The blunt instrument chosen caught me by surprise, although I made sure I kept my face neutral when Seawoll and Detective Sergeant Stephanopoulos entered the interview room and sat down opposite me. Stephanopoulos slapped a folder down on the table. It was far too thick to have been generated in the last couple of hours, so most of it must have been padding. She gave me a thin smile as she ripped the cellophane off the audio cassettes and slotted them into the dual tape machine. One of those tapes was for me, or my legal representative, to prevent me being quoted out of context; the other was for the police to prove that I had copped to the charge without them having to beat me around the back, thighs and buttocks with a sock full of ball bearings. Both of the tapes were redundant because where I sat was neatly framed in the viewfinder of a CCTV camera mounted just above the door. The live feed went to the observation room down the corridor where, judging from the theatrical way Seawoll and Stephanopoulos had made their entrance, someone of ACPO rank was watching – the Deputy Assistant Commissioner at the very least.

The tape machine was turned on, Seawoll identified me, himself and Stephanopouois as being present and reminded me that I was not under arrest but merely helping police with their inquiries. Theoretically I could stand up and walk out any time I liked, provided I didn’t mind kissing my career in the police goodbye. Don’t think I wasn’t tempted.

Seawoll asked me, for the record, to outline the nature of the operation that Nightingale and I had been running when he was shot.

‘You really want that on the record?’ I asked.

Seawoll nodded, so I gave the full account: our theory that Henry Pyke was a revenant, a vampire ghost bent on revenge who was acting out the traditional story of Punch and Judy using real people as puppets, and that together we had devised a way to put ourselves into the story so that Nightingale could track Henry Pyke’s bones and destroy them. Stephanopoulos couldn’t suppress a wince when I talked about the magical aspects of the case – Seawoll was unreadable. When we got to the shooting he asked me whether I recognised the gunman.

‘No,’ I said. ‘Who is he?’

‘His name is Christopher Pinkman,’ said Seawoll, ‘and he denies that he shot anyone. He claims he was walking home from the opera when two men attacked him in the street.’

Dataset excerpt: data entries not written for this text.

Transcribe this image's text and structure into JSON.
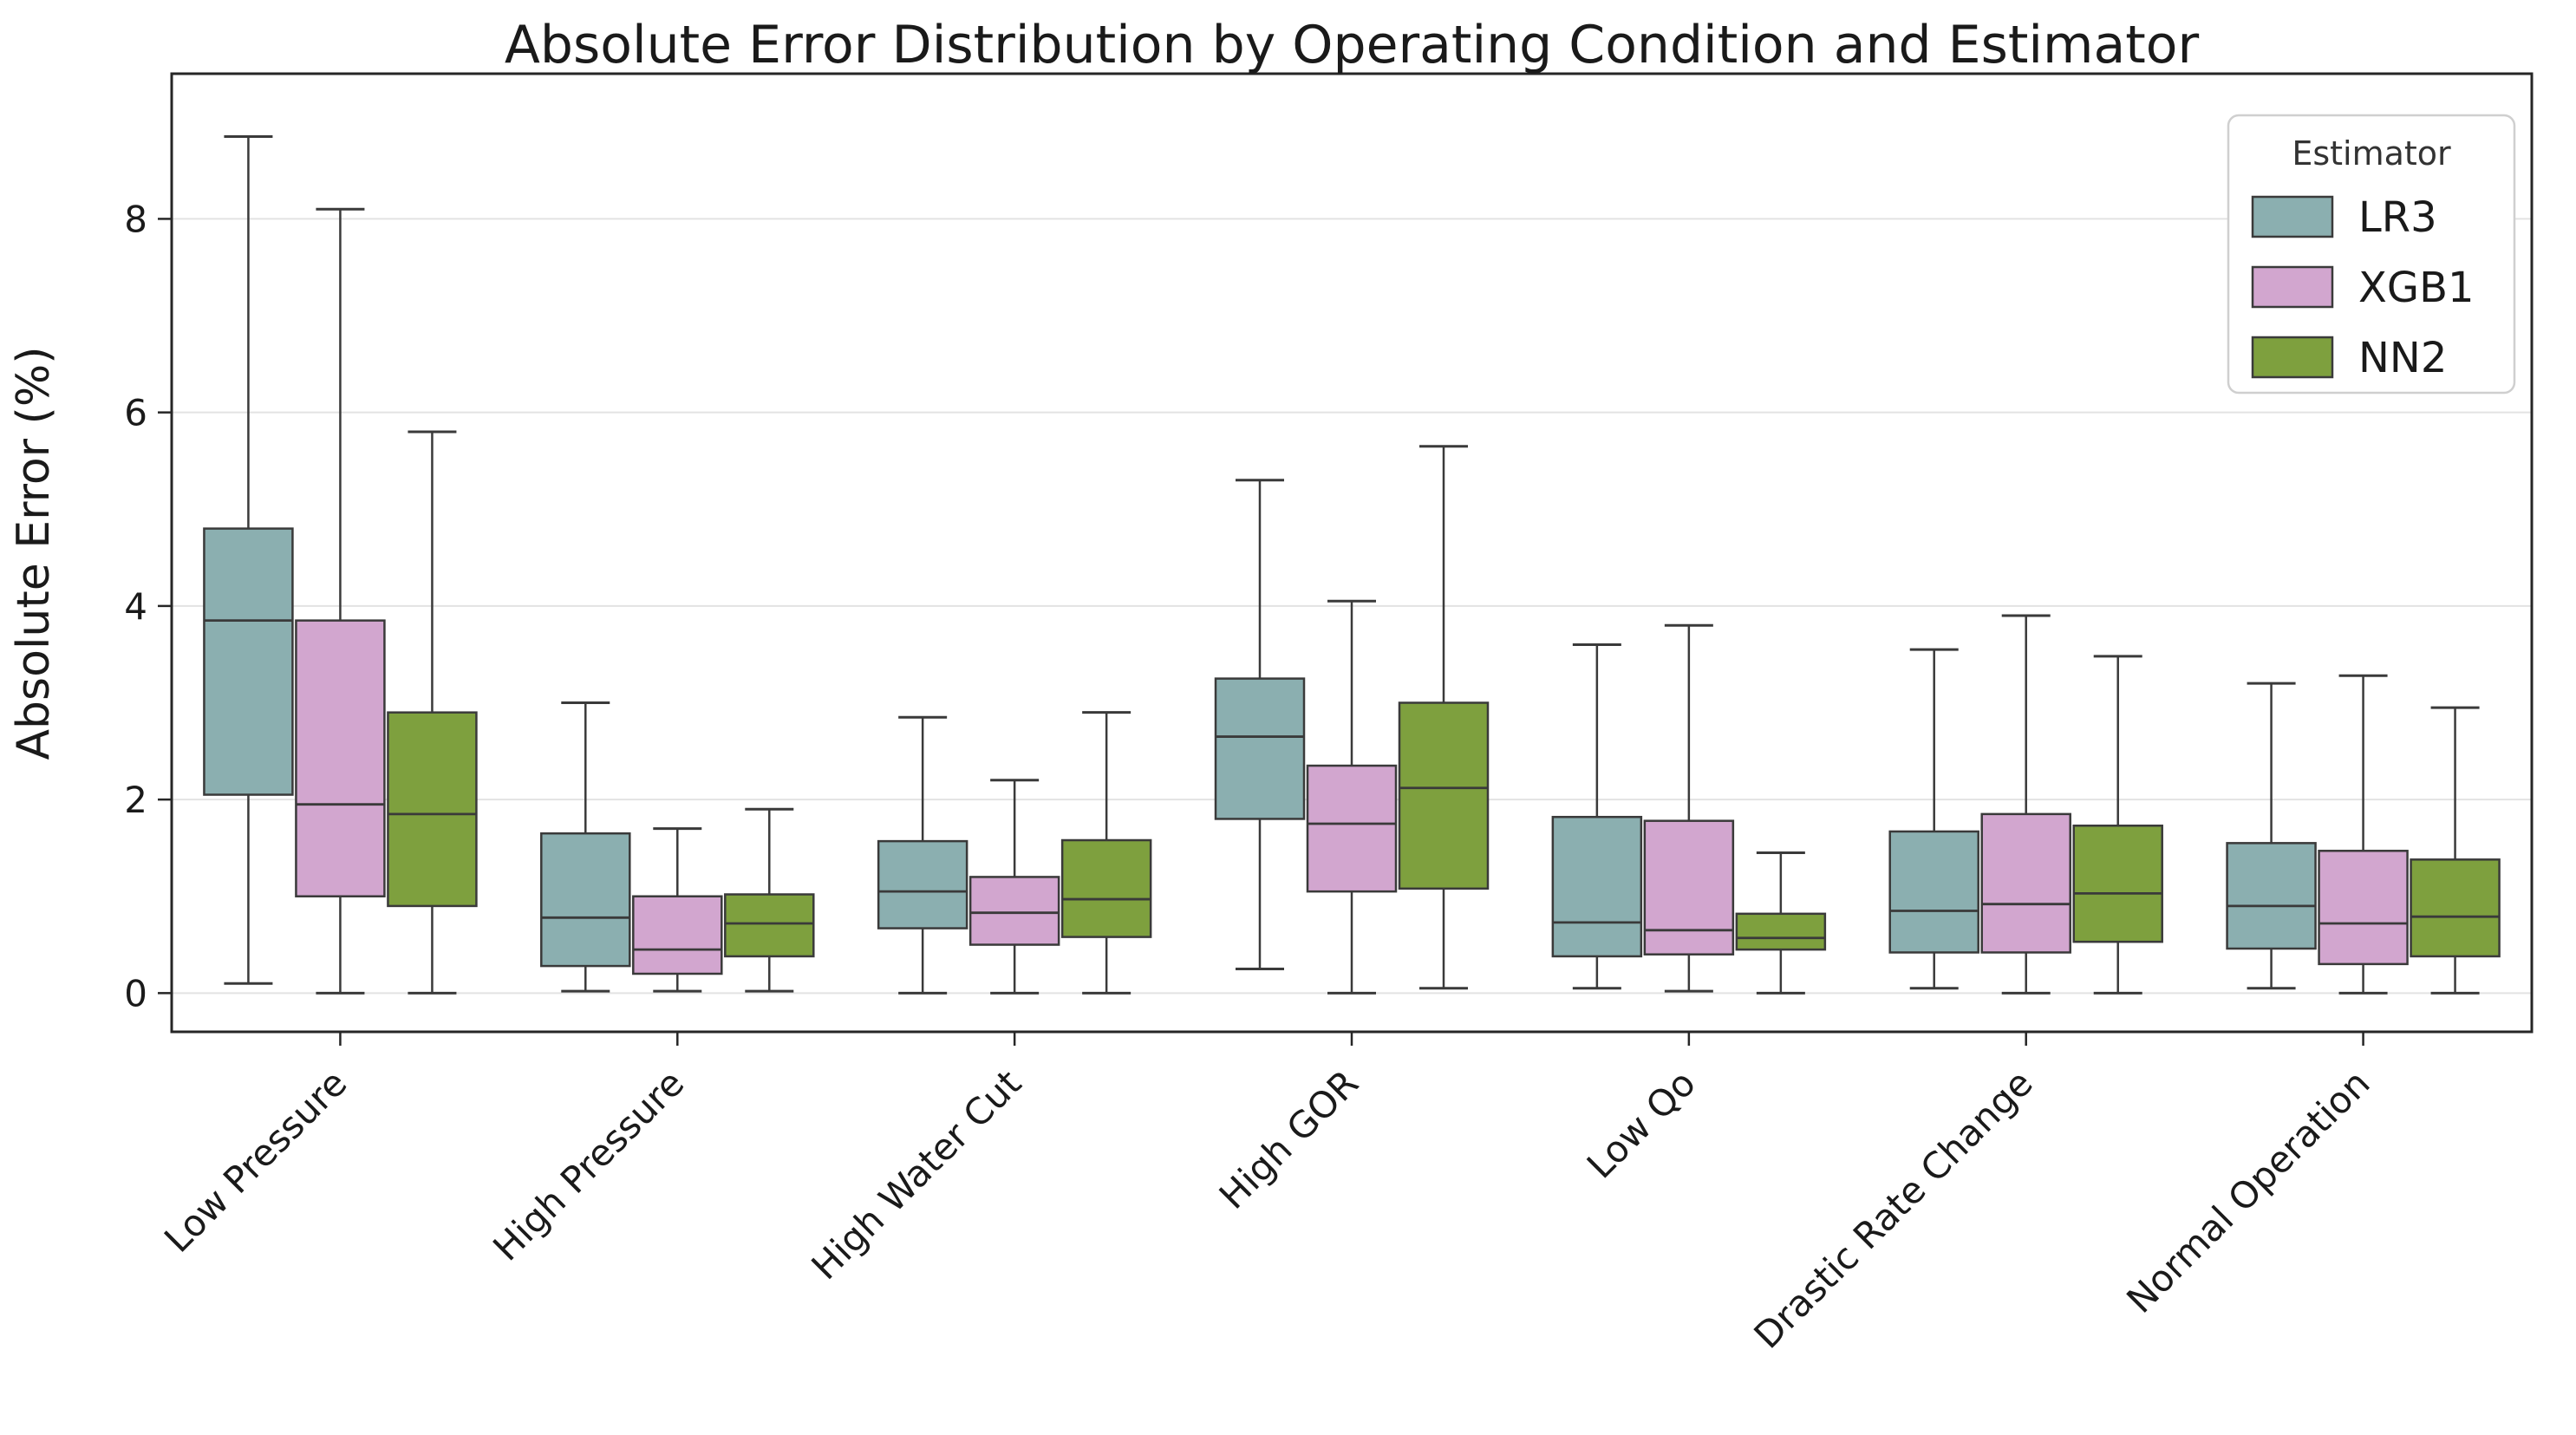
{
  "chart_data": {
    "type": "box",
    "title": "Absolute Error Distribution by Operating Condition and Estimator",
    "ylabel": "Absolute Error (%)",
    "xlabel": "",
    "ylim": [
      -0.4,
      9.5
    ],
    "yticks": [
      0,
      2,
      4,
      6,
      8
    ],
    "grid": true,
    "legend": {
      "title": "Estimator",
      "position": "upper-right",
      "items": [
        {
          "label": "LR3",
          "color": "#8BAFB0"
        },
        {
          "label": "XGB1",
          "color": "#D2A6CF"
        },
        {
          "label": "NN2",
          "color": "#7EA03E"
        }
      ]
    },
    "categories": [
      "Low Pressure",
      "High Pressure",
      "High Water Cut",
      "High GOR",
      "Low Qo",
      "Drastic Rate Change",
      "Normal Operation"
    ],
    "series": [
      {
        "name": "LR3",
        "color": "#8BAFB0",
        "boxes": [
          {
            "whislo": 0.1,
            "q1": 2.05,
            "med": 3.85,
            "q3": 4.8,
            "whishi": 8.85
          },
          {
            "whislo": 0.02,
            "q1": 0.28,
            "med": 0.78,
            "q3": 1.65,
            "whishi": 3.0
          },
          {
            "whislo": 0.0,
            "q1": 0.67,
            "med": 1.05,
            "q3": 1.57,
            "whishi": 2.85
          },
          {
            "whislo": 0.25,
            "q1": 1.8,
            "med": 2.65,
            "q3": 3.25,
            "whishi": 5.3
          },
          {
            "whislo": 0.05,
            "q1": 0.38,
            "med": 0.73,
            "q3": 1.82,
            "whishi": 3.6
          },
          {
            "whislo": 0.05,
            "q1": 0.42,
            "med": 0.85,
            "q3": 1.67,
            "whishi": 3.55
          },
          {
            "whislo": 0.05,
            "q1": 0.46,
            "med": 0.9,
            "q3": 1.55,
            "whishi": 3.2
          }
        ]
      },
      {
        "name": "XGB1",
        "color": "#D2A6CF",
        "boxes": [
          {
            "whislo": 0.0,
            "q1": 1.0,
            "med": 1.95,
            "q3": 3.85,
            "whishi": 8.1
          },
          {
            "whislo": 0.02,
            "q1": 0.2,
            "med": 0.45,
            "q3": 1.0,
            "whishi": 1.7
          },
          {
            "whislo": 0.0,
            "q1": 0.5,
            "med": 0.83,
            "q3": 1.2,
            "whishi": 2.2
          },
          {
            "whislo": 0.0,
            "q1": 1.05,
            "med": 1.75,
            "q3": 2.35,
            "whishi": 4.05
          },
          {
            "whislo": 0.02,
            "q1": 0.4,
            "med": 0.65,
            "q3": 1.78,
            "whishi": 3.8
          },
          {
            "whislo": 0.0,
            "q1": 0.42,
            "med": 0.92,
            "q3": 1.85,
            "whishi": 3.9
          },
          {
            "whislo": 0.0,
            "q1": 0.3,
            "med": 0.72,
            "q3": 1.47,
            "whishi": 3.28
          }
        ]
      },
      {
        "name": "NN2",
        "color": "#7EA03E",
        "boxes": [
          {
            "whislo": 0.0,
            "q1": 0.9,
            "med": 1.85,
            "q3": 2.9,
            "whishi": 5.8
          },
          {
            "whislo": 0.02,
            "q1": 0.38,
            "med": 0.72,
            "q3": 1.02,
            "whishi": 1.9
          },
          {
            "whislo": 0.0,
            "q1": 0.58,
            "med": 0.97,
            "q3": 1.58,
            "whishi": 2.9
          },
          {
            "whislo": 0.05,
            "q1": 1.08,
            "med": 2.12,
            "q3": 3.0,
            "whishi": 5.65
          },
          {
            "whislo": 0.0,
            "q1": 0.45,
            "med": 0.57,
            "q3": 0.82,
            "whishi": 1.45
          },
          {
            "whislo": 0.0,
            "q1": 0.53,
            "med": 1.03,
            "q3": 1.73,
            "whishi": 3.48
          },
          {
            "whislo": 0.0,
            "q1": 0.38,
            "med": 0.79,
            "q3": 1.38,
            "whishi": 2.95
          }
        ]
      }
    ],
    "colors": {
      "box_edge": "#3A3A3A",
      "whisker": "#3A3A3A",
      "grid": "#E3E3E3",
      "frame": "#262626",
      "legend_border": "#CFCFCF"
    }
  }
}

‘How does he explain the gun?’ I asked.

‘He claims there wasn’t a gun,’ said Seawoll. ‘He stated that the last thing he remembers was leaving the opera, and the very next thing is being kicked in the head by you.’

‘That and the excruciating pain from the fractured bones in his lower leg,’ said Stephanopoulos. ‘Plus some serious bruising and contusions from when he was thrown to the ground.’

‘Was he tested for gunshot residue?’ I asked.

‘He teaches chemistry at Westminster School,’ said Stephanopoulos.

‘Bugger,’ I said. The gunshot residue test was notoriously unreliable, and if the suspect handled chemicals for a living then no forensic witness on earth was going to testify in court that it was likely, let alone conclusive, that he’d fired a gun. A horrible suspicion formed in my mind.

‘You did find a gun – right?’ I asked.

‘No firearm was recovered from the scene,’ said Stephanopoulos.

‘I kicked it along the pavement,’ I said.

‘No firearm was recovered,’ said Stephanopoulos slowly.